TPR Cinema
11:21 pm
Wed December 5, 2012

Soundtrack Review: "Anna Karenina"

Leo Tolstoy’s novel “Anna Karenina” continues to be a source of inspiration for filmmakers, having been adapted over a dozen times in different forms by directors all over the world. Joe Wright’s feature film boldly breaks from tradition, confining most of the plot on a single soundstage. To score the drama, Wright returns to composer Dario Marianelli after working with The Chemical Brothers on “Hanna.” “Anna Karenina” is their fourth collaboration.

The score opens with an Overture, based on an infectious 1-2-3-hold rhythm similar in feel to Dmitri Shostakovich’s “Jazz Suites.” The melody is based on an old Russian folk tune, "In the Field Stood a Birch Tree." Marianelli uses this line throughout the score, sometimes taking it into darker and more somber territory, such as the cue “I Don’t Want You To Go.”  In other cues, like “Can-Can,” there are elements of klezmer or Jewish melodies, with instrumentation to match--clarinet, trumpet, accordion, and fast-paced percussion.

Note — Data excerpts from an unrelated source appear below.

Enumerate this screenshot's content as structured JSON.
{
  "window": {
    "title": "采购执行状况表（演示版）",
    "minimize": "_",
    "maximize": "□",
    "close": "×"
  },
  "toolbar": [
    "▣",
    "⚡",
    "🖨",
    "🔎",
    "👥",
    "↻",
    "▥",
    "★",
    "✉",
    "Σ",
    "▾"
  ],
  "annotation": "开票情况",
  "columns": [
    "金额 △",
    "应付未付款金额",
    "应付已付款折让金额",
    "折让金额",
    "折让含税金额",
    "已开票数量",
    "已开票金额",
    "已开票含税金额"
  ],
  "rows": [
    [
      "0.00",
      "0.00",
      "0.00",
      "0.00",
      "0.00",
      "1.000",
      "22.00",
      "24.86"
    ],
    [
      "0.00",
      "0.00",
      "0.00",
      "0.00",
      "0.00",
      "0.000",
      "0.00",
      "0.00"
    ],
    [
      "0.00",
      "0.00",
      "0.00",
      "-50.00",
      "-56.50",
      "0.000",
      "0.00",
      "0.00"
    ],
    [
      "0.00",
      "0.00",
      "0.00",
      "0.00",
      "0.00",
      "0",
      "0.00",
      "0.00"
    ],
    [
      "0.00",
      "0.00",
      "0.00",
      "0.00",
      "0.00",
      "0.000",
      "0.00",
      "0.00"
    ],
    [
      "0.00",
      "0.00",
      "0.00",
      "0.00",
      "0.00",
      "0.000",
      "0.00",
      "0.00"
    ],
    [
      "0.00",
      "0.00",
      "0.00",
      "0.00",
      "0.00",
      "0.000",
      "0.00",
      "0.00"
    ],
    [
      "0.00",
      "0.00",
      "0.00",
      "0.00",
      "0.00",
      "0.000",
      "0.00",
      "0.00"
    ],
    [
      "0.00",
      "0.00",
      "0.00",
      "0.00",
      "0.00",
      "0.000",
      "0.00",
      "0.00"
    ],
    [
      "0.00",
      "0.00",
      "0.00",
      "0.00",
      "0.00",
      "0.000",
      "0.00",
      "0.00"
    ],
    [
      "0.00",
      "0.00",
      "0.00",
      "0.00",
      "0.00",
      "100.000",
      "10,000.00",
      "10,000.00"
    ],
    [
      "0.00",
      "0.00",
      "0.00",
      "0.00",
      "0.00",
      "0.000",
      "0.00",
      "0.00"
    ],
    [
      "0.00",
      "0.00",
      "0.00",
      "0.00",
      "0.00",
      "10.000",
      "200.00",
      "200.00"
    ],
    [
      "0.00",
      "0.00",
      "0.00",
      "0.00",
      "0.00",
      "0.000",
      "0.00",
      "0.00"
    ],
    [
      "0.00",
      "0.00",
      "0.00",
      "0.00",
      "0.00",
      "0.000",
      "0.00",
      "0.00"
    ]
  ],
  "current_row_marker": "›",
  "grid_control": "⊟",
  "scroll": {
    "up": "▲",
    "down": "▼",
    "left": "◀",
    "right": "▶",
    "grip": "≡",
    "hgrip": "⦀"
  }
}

Standout musicians on the score include violinist Jack Liebeck, whose instrument was also put to great use by Marianelli for his score to “Jane Eyre” (2011). Anoushka Shankar also gets co-writing credit on one track.

In all, “Anna Karenina” is a fine album, clearly influenced by Russian composers like Tchaikovsky and Shostakovich, and the folk melodies they often drew upon themselves. Great listening!